Von konjunktureller Seite gab es vor allem in Deutschland erfreuliche Meldungen: So hob das Münchener Ifo-Instituts die Konjunkturprognose für dieses und nächstes Jahr nach oben an. Das Wirtschaftsforschungsinstitut rechnet damit, dass das Bruttoinlandsprodukt in Deutschland in diesem Jahr um 1,8 Prozent steigt und 2018 noch einmal um 2,0 Prozent zulegen wird. Für die deutschen Aktienmärkte ergibt sich damit eigentlich eine Kombination aus einem starken konjunkturellen Ausblick und einem deutlichen Rückgang der politischen Unsicherheit in Kontinentaleuropa seit der Präsidentschafts- und Parlamentswahl in Frankreich. Die Franzosen haben ihrem Präsidenten Emmanuel Macron eine stabile Mehrheit im Parlament verschafft, womit sich nun Macrons Reformpläne leichter umsetzen lassen. All dies könnte das Vertrauen in die französische Wirtschaft deutlich erhöhen, wovon auch die international aufgestellten deutschen Firmen profitieren könnten.

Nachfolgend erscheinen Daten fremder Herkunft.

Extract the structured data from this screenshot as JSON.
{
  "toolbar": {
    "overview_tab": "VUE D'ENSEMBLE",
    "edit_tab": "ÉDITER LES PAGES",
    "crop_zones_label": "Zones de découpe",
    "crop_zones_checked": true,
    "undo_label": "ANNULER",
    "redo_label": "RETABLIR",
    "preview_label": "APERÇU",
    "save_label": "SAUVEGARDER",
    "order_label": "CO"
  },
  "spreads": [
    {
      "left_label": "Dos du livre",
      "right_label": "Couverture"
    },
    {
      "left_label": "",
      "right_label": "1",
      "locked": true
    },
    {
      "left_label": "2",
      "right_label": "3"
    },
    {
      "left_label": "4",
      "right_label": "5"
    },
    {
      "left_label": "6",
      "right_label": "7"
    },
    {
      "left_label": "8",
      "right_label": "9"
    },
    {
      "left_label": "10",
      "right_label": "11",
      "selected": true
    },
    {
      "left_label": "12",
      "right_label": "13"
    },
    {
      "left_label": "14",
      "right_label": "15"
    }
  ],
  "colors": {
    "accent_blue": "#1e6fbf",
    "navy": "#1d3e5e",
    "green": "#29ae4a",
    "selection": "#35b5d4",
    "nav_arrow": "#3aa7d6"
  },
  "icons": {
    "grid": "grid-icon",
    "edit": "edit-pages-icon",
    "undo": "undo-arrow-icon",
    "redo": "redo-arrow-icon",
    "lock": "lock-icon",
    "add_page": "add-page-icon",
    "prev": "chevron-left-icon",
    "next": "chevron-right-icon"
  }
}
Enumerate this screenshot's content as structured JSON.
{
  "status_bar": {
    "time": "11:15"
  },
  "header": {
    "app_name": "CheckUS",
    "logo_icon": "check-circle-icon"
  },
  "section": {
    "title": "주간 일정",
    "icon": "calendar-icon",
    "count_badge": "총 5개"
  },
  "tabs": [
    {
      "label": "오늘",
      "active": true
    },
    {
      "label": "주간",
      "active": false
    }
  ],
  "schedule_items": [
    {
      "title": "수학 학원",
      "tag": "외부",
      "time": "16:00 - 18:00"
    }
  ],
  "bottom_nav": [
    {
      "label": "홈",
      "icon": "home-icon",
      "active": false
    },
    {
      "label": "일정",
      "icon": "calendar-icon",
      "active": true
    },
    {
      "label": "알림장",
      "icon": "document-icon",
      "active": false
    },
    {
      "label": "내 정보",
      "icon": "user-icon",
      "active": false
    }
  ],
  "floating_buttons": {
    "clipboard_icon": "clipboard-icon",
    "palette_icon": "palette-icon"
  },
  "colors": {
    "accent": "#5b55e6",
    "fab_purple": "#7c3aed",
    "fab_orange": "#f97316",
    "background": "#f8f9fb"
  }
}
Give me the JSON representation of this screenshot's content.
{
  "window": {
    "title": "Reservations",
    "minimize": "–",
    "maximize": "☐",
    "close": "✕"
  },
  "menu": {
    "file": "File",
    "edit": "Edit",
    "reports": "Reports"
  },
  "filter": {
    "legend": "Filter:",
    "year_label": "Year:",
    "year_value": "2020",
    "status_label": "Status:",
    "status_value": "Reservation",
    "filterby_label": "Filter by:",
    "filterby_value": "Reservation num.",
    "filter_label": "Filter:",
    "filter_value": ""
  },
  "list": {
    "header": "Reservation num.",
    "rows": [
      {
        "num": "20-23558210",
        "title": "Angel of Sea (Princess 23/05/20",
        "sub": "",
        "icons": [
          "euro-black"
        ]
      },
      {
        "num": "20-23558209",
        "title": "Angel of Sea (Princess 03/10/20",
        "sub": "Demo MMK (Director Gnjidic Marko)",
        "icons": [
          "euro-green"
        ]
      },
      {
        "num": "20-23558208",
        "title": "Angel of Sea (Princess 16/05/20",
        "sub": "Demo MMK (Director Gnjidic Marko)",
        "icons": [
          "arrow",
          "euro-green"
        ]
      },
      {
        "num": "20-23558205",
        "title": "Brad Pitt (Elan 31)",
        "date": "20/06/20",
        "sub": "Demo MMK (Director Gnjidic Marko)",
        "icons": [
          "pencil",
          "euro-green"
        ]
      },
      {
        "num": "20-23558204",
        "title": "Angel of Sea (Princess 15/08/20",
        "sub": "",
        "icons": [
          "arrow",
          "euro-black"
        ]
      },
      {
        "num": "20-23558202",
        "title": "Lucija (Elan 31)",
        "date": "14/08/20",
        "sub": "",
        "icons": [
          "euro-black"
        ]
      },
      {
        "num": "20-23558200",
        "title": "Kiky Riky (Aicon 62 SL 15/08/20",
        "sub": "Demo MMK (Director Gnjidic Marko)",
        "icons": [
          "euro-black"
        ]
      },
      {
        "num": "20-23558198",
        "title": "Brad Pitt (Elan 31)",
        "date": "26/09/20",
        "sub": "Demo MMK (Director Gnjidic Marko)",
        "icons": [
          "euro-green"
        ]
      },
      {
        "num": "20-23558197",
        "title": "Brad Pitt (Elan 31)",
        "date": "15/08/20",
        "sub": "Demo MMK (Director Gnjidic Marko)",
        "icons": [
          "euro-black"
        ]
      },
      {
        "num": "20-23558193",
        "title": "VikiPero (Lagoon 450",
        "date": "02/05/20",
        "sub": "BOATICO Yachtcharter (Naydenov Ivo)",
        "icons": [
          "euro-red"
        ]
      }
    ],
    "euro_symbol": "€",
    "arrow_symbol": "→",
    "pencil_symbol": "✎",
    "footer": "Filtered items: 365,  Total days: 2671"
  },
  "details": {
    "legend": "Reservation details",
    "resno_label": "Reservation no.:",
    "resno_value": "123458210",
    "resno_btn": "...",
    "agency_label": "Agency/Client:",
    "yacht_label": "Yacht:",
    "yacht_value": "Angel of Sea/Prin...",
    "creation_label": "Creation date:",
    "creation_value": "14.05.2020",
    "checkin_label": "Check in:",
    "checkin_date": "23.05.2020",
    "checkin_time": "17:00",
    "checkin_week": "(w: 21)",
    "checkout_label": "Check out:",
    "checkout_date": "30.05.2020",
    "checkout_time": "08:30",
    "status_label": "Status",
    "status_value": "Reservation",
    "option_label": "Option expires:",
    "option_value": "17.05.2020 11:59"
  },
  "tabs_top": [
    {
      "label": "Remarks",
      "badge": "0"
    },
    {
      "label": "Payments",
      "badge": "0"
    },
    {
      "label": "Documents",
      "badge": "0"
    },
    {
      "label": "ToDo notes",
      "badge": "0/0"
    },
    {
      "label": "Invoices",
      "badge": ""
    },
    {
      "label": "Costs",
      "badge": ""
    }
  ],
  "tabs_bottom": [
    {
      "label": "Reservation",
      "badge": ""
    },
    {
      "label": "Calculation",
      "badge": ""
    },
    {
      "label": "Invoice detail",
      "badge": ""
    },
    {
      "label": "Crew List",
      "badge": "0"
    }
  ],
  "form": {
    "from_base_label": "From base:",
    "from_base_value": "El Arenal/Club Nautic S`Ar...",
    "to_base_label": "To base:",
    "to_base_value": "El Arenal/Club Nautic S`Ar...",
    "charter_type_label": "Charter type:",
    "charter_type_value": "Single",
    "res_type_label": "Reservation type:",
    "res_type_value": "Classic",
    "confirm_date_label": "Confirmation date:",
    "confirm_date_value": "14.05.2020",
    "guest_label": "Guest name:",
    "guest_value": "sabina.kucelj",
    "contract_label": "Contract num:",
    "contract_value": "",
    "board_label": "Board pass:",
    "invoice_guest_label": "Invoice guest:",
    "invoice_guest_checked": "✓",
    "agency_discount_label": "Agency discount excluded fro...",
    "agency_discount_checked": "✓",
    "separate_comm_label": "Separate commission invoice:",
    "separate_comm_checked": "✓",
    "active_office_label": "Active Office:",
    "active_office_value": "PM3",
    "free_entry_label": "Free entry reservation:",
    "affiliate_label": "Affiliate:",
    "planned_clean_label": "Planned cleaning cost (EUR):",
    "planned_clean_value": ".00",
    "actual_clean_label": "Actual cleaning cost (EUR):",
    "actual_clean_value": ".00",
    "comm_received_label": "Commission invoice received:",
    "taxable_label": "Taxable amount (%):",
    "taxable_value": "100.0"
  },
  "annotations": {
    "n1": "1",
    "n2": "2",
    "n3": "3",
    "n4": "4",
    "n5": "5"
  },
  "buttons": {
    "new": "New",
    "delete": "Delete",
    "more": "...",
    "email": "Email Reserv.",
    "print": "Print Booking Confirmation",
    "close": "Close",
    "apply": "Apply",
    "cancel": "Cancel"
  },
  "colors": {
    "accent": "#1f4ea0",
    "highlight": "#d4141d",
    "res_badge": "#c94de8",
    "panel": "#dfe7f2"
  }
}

In der kommenden Woche rücken wieder vermehrt die fundamentalen Daten in den Vordergrund. So steht u.a. der Ifo-Index zur Veröffentlichung an. Sollte der Index ähnlich hervorragende Zahlen ausweisen wie im Mai, dürften die europäischen Aktienindizes, insbesondere der Dax, wieder zulegen. Als wichtigster Risikofaktor ist ein protektionistisches Maßnahmenpaket von Seiten des US-Präsidenten zu nennen, das von seiner Signalwirkung besonders deutsche Unternehmen treffen könnte (siehe dazu Rentenmärkte in dieser Publikation).